Oranges and yellows of fall leaves are there, but hidden. (Image: earthsky.org/via John Holmes)
During spring and summer, the green color of chlorophyll in the leaves helps plants absorb life-giving sunlight.
It hides other colors present in the leaves. The oranges and yellows of fall leaves are there, but are hidden.
During the fall in the United States and elsewhere, trees break down their nutrients and green pigments stored in their leaves. The nutrients are basically shuttled into the roots for reuse during the spring.
It’s then that trees usually take on their autumn hues.
According to Bryan A. Hanson, a professor of chemistry and biochemistry at DePauw University, when leaves lose chlorophyll, other pigments become visible to the human eye. Most of the leaves turn brown, showing that all pigments are gone.
In spring and summer, leaves serve as factories where the foods necessary for tree’s growth are manufactured.
This process takes place in the leaf in the cells that contain chlorophyll – that gives leaves their green color.

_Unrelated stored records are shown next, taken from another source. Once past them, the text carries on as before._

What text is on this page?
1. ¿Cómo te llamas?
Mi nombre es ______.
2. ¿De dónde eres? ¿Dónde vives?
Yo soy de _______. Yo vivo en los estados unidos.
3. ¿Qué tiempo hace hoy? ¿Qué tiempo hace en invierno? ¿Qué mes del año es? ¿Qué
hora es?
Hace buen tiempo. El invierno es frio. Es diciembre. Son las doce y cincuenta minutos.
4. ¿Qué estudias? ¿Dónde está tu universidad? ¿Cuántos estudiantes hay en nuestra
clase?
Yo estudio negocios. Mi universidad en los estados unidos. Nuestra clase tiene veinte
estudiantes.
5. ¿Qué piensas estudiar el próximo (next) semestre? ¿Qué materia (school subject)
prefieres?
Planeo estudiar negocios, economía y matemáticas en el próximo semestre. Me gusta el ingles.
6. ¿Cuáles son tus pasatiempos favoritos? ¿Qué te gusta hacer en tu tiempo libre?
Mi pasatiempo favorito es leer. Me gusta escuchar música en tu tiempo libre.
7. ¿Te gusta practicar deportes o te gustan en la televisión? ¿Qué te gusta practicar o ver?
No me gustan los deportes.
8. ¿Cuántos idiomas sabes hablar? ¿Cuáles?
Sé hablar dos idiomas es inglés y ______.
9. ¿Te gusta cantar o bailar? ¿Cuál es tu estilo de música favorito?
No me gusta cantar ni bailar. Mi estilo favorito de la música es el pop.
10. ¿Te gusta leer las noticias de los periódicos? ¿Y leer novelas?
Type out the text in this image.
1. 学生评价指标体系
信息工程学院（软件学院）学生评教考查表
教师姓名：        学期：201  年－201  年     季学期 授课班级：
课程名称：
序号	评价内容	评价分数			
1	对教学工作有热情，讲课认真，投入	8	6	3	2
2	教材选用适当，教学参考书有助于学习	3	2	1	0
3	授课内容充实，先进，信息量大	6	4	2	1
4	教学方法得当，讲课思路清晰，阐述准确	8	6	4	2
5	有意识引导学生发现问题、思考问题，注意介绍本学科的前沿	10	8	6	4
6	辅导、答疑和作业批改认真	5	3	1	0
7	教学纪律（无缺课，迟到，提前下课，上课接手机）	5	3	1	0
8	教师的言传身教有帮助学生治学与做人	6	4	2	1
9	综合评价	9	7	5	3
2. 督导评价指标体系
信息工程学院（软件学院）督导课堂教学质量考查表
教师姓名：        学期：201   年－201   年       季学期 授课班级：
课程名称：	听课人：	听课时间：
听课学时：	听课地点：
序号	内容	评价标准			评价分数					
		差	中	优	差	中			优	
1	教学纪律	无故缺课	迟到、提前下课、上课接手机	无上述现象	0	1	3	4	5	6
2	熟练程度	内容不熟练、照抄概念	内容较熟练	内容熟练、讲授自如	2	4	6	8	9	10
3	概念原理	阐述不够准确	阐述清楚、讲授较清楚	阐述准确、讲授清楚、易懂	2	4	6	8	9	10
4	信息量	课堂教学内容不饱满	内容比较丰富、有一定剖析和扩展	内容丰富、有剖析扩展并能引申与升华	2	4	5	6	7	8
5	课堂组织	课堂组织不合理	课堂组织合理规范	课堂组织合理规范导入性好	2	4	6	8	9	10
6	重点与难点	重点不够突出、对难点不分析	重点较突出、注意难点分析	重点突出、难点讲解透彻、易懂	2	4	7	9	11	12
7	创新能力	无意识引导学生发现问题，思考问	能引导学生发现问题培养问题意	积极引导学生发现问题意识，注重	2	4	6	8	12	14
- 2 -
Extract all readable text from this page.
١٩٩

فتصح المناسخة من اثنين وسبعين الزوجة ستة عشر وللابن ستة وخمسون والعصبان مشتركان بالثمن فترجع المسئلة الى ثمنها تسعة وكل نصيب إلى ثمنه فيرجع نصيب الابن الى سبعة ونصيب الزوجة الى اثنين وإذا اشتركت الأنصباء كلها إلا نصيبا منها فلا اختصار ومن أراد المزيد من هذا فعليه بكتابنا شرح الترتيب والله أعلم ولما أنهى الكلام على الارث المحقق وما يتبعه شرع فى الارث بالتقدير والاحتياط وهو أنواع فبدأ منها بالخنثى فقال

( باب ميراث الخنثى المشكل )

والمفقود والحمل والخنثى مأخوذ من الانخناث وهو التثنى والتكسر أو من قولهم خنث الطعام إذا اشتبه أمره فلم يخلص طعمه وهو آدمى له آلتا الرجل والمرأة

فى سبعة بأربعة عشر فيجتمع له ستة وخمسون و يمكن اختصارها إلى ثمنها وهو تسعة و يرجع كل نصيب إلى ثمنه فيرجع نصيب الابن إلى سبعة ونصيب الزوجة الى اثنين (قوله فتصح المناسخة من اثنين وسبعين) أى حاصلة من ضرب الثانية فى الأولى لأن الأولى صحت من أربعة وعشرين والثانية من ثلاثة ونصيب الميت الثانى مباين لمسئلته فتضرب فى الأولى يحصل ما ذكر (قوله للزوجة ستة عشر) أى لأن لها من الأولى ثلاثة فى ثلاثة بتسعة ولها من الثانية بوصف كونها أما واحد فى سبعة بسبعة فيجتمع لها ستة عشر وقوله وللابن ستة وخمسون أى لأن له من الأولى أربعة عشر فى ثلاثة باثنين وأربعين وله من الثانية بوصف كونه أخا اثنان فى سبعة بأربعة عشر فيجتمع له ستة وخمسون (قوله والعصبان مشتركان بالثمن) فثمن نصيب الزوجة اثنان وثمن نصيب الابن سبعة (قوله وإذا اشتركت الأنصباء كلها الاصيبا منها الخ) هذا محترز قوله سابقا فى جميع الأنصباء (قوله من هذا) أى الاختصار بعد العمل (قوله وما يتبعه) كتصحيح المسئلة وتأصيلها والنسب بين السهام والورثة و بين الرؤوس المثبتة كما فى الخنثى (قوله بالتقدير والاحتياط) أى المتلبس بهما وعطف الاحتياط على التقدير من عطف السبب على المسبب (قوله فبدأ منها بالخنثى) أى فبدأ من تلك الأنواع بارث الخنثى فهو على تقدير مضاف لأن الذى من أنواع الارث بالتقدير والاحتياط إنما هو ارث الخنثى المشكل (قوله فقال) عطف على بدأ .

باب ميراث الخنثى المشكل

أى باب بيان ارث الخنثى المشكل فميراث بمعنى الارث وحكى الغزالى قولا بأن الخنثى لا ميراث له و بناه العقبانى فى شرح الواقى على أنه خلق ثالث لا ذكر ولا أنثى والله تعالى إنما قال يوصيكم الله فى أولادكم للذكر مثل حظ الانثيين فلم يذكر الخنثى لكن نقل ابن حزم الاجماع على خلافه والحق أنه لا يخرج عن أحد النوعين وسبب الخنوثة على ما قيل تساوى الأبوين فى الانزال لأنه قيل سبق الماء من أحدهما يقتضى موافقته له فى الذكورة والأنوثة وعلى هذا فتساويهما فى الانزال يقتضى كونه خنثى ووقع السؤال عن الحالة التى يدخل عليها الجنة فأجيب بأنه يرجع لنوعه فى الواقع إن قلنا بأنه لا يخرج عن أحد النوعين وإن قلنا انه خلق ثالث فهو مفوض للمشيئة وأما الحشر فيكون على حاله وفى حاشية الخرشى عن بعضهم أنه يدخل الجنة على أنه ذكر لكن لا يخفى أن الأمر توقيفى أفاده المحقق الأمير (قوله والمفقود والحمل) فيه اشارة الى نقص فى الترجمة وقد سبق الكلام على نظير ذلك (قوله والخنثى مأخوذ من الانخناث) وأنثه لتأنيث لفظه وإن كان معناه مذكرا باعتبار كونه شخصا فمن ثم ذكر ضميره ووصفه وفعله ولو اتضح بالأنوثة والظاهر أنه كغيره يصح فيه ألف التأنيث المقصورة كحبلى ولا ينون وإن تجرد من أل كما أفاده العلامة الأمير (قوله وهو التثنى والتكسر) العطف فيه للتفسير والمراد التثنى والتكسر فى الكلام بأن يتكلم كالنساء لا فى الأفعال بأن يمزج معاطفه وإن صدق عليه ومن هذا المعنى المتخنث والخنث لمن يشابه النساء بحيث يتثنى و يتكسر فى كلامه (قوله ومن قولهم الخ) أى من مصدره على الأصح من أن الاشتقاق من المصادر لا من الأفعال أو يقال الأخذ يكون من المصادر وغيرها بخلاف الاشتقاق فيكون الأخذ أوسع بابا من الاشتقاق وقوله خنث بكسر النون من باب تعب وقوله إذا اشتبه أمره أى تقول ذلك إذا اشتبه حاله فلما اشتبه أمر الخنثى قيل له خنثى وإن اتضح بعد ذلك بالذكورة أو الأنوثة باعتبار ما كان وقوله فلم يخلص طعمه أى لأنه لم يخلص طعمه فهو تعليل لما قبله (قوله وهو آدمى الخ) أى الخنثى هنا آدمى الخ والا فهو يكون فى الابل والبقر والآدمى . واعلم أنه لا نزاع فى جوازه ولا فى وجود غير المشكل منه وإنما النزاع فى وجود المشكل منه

This chemical absorbs energy from sunlight used in transforming carbon dioxide and water to carbohydrates.
But during the fall, due to the changes in the length of daylight and the gradual changes in temperature, leaves stop their food-making process.
Likewise, other chemical changes also occur to form additional colors through the development of red pigments.
Likewise, some mixtures also give rise to purplish and reddish fall colors.